La division de l'Europe, résultat de l'histoire

Εκτύπωση
24 avril 1998

Les débats auxquels donne lieu l'instauration de la monnaie unique européenne ne sont que les derniers en date des conflits d'intérêts qui tantôt opposent les bourgeoisies des pays d'Europe, et tantôt leur donnent des intérêts communs face à celles des autres pays du monde et notamment des autres grands pays impérialistes, c'est-à-dire les Etats-Unis et le Japon. Ce n'est qu'une étape de l'histoire laborieuse de la construction européenne, cette entreprise jamais achevée par laquelle les bourgeois de France ou d'Allemagne, d'Italie ou de Grande-Bretagne, tentent désespérément de surmonter le handicap que constitue, face à leurs concurrents, la division du continent en Etats aujourd'hui trop petits.

Cette division est le résultat d'une histoire complexe et tourmentée, de tout un passé qui aujourd'hui pèse, sans pour autant que les bourgeois européens réussissent à s'en affranchir.

L'idée d'une unité européenne n'est pourtant pas récente. Elle est inscrite dans la géographie de ce continent aux dimensions somme toute réduites, et dans l'histoire de ses peuples qui les lie les uns aux autres de mille et une façons.

Cette unité a même à plusieurs reprises eu une certaine réalité. Ne parlons pas des formes qu'elle a prises dans l'Antiquité, avec l'Empire romain, et à certains moments du Moyen-Age, car il s'agissait d'une unité superficielle, purement politique. La révolution française de 1789, en faisant passer sur tout le continent un vent de liberté, éveilla dans tous ses peuples une aspiration commune à se débarrasser de l'oppression. Elle commença à faire voler en éclats des frontières qui, le plus souvent, n'étaient que les limites de tel ou tel fief féodal, et les armées révolutionnaires furent souvent accueillies en libératrices. Mais après l'épisode de l'Empire, qui a unifié par la force, sous le règne de Napoléon, une vaste partie du continent, la vieille Europe divisée en fiefs par ses classes possédantes rétrogrades connut encore un répit d'un demi-siècle et plus.

L'idée d'une unité européenne circulait néanmoins. Au début du 19e siècle, ce fut le socialiste utopiste Saint-Simon qui imagina de "rassembler les peuples d'Europe en un seul corps politique en conservant à chacun son indépendance nationale". Puis le républicain italien Mazzini imagina une fédération des républiques européennes. Même Victor Hugo, au cours de la révolution de 1848, déclara dans une envolée qu'un jour viendrait "où l'on verra ces deux groupes immenses, les Etats-Unis d'Amérique, les Etats-Unis d'Europe, se tendant la main par-dessus les mers".

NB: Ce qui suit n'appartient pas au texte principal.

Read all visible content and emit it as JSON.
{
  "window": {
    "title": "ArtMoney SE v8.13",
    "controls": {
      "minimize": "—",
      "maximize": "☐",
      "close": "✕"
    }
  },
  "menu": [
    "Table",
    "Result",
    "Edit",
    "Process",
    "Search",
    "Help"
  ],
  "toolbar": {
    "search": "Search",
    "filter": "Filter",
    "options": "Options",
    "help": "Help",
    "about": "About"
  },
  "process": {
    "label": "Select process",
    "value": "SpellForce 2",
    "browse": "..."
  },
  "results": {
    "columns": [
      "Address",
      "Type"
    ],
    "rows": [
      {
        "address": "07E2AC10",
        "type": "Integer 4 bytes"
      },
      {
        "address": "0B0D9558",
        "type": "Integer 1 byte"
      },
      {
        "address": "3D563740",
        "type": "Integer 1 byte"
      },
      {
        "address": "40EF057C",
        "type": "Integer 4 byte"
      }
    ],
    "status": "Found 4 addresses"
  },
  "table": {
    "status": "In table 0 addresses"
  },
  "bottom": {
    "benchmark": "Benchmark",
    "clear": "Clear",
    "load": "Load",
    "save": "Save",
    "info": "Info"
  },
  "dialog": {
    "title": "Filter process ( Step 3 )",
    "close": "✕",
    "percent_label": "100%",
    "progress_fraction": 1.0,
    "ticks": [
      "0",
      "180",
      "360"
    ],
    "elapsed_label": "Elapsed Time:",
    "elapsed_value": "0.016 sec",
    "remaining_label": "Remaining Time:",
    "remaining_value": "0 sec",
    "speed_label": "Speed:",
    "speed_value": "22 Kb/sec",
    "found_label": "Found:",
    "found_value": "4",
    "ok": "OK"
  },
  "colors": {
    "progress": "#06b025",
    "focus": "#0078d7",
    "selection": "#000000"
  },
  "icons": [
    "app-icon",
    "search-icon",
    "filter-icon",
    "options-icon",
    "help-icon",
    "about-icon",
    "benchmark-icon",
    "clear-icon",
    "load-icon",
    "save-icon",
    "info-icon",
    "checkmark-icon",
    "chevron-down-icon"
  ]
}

Mais l'idée de l'unité nationale, de la constitution de nations en surmontant l'émiettement hérité de l'époque féodale, était portée par la force sociale de la bourgeoisie montante. Cette idée reposait sur les fondements solides du développement capitaliste et de la nécessité, pour chaque bourgeoisie, de se constituer un marché national. Ce marché national devait être débarrassé des obstacles à la circulation des marchandises hérités du passé. Mais il devait être aussi protégé, à l'extérieur, de la bourgeoisie concurrente.

La bourgeoisie pour son développement avait besoin de constituer des Etats nationaux, même si elle le faisait par différentes voies. Dans le cas de pays comme l'Allemagne et l'Italie, cela ne se fit pas par la voie révolutionnaire comme en France. Quitte à le faire avec retard, cela se fit d'en haut, sous le contrôle des monarques, par des compromis entre intérêts bourgeois et féodaux et en se méfiant par dessus tout de l'intervention des masses populaires. Cela se fit aussi dans le cadre de rivalités entre les puissances européennes, la France par exemple s'opposant à l'unité allemande ou ne soutenant un peu l'unité italienne que pour affaiblir l'Autriche.

L'Europe qui sortit des convulsions politiques du 19e siècle fut donc une Europe divisée entre ces Etats rivaux. Mais si le développement de la bourgeoisie se plaçait à l'intérieur des différents cadres nationaux tracés par les frontières partageant le continent, c'était dès le début une limite et cela devint très vite un corset trop étroit.